No Mosteiro de Santo André de Ancede (apesar de se desconhecer a data da sua fundação, sabe-se que em 1120 já pertencia à Diocese do Porto), agora sob tutela da Câmara Municipal de Baião, poderá estar o melhor exemplo de utilização de recursos, cruzando todos os pilares fundamentais desta estratégia de sustentabilidade. Para além do Centro Interpretativo da Vinha e do Vinho, do núcleo de arte sacra, da capela octogonal do Senhor do Bom Despacho e de todo o edificado com recuperação assinada por Siza Vieira que pretende ser um pólo dinamizador de artes, os terrenos envolventes, vinhas e pomares, também estão a ser aproveitados.

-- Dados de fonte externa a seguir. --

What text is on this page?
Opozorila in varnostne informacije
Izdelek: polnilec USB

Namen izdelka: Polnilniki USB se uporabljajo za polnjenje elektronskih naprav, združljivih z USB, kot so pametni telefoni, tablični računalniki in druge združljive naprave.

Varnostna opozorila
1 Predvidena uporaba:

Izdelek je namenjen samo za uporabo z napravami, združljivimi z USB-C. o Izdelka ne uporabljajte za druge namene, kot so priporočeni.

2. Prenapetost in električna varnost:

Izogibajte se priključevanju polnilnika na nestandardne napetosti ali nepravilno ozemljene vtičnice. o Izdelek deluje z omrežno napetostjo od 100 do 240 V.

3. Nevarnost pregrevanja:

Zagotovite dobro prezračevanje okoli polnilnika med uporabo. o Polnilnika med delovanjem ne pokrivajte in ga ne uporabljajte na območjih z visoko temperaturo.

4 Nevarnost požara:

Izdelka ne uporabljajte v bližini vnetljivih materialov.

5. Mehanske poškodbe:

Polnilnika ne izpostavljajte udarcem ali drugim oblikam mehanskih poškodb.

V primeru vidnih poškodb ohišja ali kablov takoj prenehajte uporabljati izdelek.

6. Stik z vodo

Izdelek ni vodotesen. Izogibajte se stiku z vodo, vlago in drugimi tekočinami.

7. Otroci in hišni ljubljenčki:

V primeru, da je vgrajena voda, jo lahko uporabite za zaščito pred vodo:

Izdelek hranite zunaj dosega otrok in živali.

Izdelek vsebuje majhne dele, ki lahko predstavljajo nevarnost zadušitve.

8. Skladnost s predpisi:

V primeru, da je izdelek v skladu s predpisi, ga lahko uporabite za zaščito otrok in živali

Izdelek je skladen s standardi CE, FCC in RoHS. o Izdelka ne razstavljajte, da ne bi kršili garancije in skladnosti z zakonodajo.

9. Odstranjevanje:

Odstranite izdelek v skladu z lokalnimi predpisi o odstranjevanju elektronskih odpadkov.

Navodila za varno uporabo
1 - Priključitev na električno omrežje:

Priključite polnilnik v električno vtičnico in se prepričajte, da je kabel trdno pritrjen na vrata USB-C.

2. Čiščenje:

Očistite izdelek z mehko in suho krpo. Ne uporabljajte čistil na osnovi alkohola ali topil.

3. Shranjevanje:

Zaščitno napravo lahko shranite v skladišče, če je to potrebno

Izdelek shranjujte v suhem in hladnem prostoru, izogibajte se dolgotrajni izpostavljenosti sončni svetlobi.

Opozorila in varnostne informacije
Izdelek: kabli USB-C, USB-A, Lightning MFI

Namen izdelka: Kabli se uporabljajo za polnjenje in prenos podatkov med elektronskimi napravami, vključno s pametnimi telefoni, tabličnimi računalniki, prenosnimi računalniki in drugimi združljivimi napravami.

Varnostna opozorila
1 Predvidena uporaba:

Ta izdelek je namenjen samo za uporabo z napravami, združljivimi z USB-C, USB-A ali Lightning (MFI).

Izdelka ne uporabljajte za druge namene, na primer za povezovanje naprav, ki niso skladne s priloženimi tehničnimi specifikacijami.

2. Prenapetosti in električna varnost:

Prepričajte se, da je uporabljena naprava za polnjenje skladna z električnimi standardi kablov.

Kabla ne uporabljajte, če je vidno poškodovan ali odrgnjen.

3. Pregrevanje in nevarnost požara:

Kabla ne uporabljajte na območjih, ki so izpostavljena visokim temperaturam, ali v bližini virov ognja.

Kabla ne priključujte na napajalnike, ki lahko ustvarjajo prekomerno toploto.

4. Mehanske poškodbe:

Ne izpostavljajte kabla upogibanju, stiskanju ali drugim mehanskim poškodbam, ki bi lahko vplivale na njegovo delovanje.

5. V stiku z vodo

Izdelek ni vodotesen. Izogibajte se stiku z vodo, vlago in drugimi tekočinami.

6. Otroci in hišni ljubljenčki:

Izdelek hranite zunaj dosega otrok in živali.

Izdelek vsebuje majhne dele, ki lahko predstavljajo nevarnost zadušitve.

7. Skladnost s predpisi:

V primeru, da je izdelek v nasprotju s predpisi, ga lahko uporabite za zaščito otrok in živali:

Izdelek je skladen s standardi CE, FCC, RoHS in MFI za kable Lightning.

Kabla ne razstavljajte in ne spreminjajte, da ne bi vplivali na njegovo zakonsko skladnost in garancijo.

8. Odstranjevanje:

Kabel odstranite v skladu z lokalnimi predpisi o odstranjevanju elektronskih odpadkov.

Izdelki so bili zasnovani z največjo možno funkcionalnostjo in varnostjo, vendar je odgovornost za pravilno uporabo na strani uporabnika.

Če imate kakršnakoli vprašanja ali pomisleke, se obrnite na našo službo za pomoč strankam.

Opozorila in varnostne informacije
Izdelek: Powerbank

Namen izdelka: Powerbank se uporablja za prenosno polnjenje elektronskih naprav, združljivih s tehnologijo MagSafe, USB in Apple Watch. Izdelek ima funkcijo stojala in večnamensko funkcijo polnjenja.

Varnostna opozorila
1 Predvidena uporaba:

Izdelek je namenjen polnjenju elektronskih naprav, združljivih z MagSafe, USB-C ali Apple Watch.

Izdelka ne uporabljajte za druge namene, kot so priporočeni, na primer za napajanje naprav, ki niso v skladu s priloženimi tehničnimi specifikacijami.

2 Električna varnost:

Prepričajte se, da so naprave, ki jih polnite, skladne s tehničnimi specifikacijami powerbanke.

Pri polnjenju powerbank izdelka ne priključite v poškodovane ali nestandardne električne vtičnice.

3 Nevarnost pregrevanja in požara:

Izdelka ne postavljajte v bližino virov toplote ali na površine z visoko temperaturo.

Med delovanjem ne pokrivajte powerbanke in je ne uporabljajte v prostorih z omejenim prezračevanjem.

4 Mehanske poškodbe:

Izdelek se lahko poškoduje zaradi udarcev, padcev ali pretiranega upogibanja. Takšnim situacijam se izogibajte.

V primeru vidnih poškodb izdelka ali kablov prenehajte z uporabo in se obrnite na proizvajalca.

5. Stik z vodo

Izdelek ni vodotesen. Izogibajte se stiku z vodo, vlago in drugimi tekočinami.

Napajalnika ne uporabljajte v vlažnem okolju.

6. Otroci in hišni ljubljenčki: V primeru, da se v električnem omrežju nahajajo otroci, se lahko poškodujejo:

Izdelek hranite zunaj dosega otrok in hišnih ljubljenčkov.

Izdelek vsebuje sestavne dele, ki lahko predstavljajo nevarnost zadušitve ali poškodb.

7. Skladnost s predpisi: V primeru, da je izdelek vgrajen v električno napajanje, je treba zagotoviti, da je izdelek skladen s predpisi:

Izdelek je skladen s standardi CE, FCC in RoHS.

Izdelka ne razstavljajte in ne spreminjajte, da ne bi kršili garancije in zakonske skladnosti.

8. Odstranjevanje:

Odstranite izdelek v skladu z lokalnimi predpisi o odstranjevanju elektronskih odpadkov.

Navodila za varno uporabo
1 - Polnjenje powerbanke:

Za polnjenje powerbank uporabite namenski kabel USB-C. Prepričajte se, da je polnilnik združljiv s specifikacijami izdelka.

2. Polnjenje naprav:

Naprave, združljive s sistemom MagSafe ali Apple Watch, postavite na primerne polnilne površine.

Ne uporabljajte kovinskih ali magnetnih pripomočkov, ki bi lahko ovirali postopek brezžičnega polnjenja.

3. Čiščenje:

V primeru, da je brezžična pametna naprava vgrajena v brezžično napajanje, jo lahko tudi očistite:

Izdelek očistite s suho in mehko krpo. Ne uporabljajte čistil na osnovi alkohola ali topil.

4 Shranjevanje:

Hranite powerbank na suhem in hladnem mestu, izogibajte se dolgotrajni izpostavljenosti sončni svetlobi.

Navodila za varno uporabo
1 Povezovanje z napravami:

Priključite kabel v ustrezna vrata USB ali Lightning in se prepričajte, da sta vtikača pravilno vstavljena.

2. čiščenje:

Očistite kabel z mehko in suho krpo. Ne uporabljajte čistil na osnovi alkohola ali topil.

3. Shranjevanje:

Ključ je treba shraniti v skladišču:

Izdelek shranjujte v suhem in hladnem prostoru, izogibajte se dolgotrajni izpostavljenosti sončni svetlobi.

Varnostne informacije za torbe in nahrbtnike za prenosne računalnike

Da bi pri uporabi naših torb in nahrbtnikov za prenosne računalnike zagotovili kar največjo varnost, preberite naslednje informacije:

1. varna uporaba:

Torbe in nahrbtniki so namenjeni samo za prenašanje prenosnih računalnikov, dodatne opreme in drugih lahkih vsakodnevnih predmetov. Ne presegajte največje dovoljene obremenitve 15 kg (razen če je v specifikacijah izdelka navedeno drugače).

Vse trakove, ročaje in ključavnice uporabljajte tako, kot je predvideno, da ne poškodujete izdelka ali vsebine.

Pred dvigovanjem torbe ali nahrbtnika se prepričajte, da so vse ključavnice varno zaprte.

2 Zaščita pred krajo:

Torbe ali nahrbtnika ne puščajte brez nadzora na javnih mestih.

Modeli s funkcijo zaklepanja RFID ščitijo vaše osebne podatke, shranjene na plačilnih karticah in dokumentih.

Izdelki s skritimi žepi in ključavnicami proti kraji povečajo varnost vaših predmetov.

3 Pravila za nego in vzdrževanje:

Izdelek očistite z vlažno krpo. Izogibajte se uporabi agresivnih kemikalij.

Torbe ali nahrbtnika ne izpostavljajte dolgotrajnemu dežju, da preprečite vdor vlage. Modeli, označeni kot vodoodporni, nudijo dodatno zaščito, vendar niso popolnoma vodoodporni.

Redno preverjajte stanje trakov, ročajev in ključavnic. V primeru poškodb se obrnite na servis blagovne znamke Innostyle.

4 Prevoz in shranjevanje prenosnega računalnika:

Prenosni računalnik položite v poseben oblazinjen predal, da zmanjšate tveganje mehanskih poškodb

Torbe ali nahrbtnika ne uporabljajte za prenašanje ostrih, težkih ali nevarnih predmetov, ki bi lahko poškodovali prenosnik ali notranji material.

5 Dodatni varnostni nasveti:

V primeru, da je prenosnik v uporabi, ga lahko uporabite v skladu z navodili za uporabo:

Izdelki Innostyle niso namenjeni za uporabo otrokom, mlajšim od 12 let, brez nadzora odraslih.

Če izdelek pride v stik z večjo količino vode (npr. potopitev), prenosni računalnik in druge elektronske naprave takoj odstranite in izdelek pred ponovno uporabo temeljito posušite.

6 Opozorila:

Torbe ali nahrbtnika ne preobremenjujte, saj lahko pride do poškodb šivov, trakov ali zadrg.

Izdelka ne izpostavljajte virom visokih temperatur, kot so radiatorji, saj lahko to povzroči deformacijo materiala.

“Estamos a cultivar tudo o que a terra produz”, diz-nos José Lima, vereador para os assuntos económicos. A grande parte dos produtos são utilizados na cantina da câmara municipal e todos os funcionários recebem alertas com os produtos da época. Já agora, o estrume aqui utilizado vem directamente do Centro Hípico. Esta área, que em breve vai receber um lar de cavalos em fim de vida, inclui 500 pés de castas antigas de vinho para que não se perca o “património genético”. “Só na região há cerca de 50 castas”, explica o enólogo António Sousa. “Procuramos manter a genética que pode desaparecer, variedades em que nunca ninguém reparou. Se estas castas resistiram estes séculos todos, era pena que desaparecessem agora.” “A Câmara Municipal não procura lucro. O que se fizer, reinveste-se aqui”, conclui José Lima. “Vamos mostrar às pessoas que a terra nos pode dar de comer”.